It's been more than a quarter of a century since a piece of the human X chromosome called Xq28 created headlines that scientists finally found the "gay gene". But that message was false.

- In fact, the connections between genes and behaviors are extremely complicated, and that seems to apply to sexuality as well, says Niklas Långström, psychiatrist and researcher at the Karolinska Institute.

Half a million people

He is part of an international research group that has been looking for inheritance linked to same-sex sex in genetic databases that comprise almost half a million people - about 100 times more than previous studies of the same.

The researchers used genetic information from UK Biobank in the UK and from the genetic test company 23andMe in the US. Participants in the study stated, among other things, whether they had had sex with someone with the same sex.

Small effect

The results show that five gene variants have a statistically reliable link to same-sex sex. Two of them are found in both men and women. Two exist only in men, and one exists only in women.

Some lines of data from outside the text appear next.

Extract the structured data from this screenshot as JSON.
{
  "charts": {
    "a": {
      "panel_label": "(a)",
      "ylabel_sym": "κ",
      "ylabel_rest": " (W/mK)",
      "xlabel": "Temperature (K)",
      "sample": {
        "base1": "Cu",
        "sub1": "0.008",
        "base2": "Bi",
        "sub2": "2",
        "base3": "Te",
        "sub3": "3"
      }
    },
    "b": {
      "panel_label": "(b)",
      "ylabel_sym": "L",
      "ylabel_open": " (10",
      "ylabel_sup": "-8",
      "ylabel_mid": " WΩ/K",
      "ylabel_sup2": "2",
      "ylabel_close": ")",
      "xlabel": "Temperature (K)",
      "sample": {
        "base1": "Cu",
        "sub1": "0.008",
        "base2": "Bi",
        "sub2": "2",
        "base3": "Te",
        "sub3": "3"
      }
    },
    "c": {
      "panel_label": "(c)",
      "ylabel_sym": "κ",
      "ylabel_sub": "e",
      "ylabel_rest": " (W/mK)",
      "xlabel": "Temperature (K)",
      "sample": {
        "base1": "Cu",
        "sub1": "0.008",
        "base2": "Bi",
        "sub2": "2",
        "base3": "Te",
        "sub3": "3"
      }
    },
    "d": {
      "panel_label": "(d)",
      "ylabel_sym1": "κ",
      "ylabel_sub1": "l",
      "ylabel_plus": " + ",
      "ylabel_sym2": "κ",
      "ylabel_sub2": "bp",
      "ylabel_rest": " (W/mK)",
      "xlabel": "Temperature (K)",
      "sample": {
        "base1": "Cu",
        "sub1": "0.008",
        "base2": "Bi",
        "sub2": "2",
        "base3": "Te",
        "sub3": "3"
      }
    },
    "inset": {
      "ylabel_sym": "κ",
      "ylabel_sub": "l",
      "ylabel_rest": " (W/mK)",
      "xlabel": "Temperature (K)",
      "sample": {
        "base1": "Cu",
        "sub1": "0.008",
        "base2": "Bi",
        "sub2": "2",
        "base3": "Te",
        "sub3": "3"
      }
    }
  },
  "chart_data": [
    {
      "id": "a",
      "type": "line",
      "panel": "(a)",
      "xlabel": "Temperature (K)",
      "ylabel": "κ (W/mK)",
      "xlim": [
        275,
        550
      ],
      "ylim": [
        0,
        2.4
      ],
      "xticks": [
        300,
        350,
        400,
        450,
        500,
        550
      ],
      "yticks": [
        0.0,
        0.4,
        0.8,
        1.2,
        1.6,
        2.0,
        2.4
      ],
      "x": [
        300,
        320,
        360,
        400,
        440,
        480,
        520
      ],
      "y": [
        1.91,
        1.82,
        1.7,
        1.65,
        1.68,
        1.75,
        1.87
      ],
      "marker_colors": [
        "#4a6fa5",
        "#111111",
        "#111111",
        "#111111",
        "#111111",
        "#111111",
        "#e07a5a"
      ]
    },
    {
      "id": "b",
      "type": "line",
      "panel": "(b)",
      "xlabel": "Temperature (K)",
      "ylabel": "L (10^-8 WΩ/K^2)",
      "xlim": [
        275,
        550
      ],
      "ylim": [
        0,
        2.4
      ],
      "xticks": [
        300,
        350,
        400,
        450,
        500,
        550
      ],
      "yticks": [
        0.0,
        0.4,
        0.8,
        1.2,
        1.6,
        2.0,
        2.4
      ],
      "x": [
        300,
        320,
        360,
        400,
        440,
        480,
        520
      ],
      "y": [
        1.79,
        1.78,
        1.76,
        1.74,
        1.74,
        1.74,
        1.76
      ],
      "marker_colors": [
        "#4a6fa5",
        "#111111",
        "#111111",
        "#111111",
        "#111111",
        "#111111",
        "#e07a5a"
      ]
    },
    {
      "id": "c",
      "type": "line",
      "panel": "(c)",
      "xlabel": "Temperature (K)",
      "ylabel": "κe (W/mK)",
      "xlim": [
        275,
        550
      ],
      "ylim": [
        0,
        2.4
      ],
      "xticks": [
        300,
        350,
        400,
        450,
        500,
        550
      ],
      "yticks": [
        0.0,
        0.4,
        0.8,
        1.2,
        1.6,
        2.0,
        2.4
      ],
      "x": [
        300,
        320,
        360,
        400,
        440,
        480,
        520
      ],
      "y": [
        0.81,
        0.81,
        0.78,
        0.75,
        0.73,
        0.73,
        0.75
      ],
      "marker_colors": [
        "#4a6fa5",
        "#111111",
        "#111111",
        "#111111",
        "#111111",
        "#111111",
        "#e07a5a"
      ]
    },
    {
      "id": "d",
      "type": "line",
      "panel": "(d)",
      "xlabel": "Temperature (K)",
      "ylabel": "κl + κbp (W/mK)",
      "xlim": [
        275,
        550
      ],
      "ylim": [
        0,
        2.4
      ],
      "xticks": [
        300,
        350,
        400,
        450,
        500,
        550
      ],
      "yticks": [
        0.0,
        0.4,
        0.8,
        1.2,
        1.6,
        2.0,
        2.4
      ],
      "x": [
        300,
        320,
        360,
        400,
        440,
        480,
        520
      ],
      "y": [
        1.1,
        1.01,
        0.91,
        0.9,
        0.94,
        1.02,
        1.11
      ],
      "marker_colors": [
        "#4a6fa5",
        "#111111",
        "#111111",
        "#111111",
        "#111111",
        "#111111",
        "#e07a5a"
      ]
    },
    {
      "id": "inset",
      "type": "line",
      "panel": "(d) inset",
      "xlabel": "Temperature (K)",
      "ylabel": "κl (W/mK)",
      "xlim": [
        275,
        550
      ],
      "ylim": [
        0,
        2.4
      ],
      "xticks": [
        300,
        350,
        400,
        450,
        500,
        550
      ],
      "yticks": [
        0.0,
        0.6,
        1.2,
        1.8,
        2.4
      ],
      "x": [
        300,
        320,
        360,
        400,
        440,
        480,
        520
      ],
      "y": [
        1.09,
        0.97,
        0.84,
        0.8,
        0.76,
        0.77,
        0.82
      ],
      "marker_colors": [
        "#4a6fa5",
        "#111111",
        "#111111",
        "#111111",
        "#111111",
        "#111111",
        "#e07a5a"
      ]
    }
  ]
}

These gene variants have very little effect. Together, they account for less than one percent of the differences in human behavior in the issue of same-sex sex, according to a report in the journal Science.

Probably there are many more genes with a link to the differences - each of which has an extremely small effect.

- This means that a genetic test for same-sex sex is an impossibility. It is very clear. So that idea can be buried, says Niklas Långström.

Can be misinterpreted

He is well aware that the new findings can awaken strong emotions and be interpreted incorrectly. Same sex sex has previously been classified as a disease that should be cured and is still criminalized in more than 70 countries. This is the reason why the researchers made the extremely unusual decision to supplement their report with a fact box about what the results do not mean.

They state that: "Our results leave no room for discrimination based on sexual identity or attraction, nor do our results lead to any definitive information about the extent to which inheritance or the environment affects sexual preferences."

The new results are published in this week's issue of the scientific journal Science.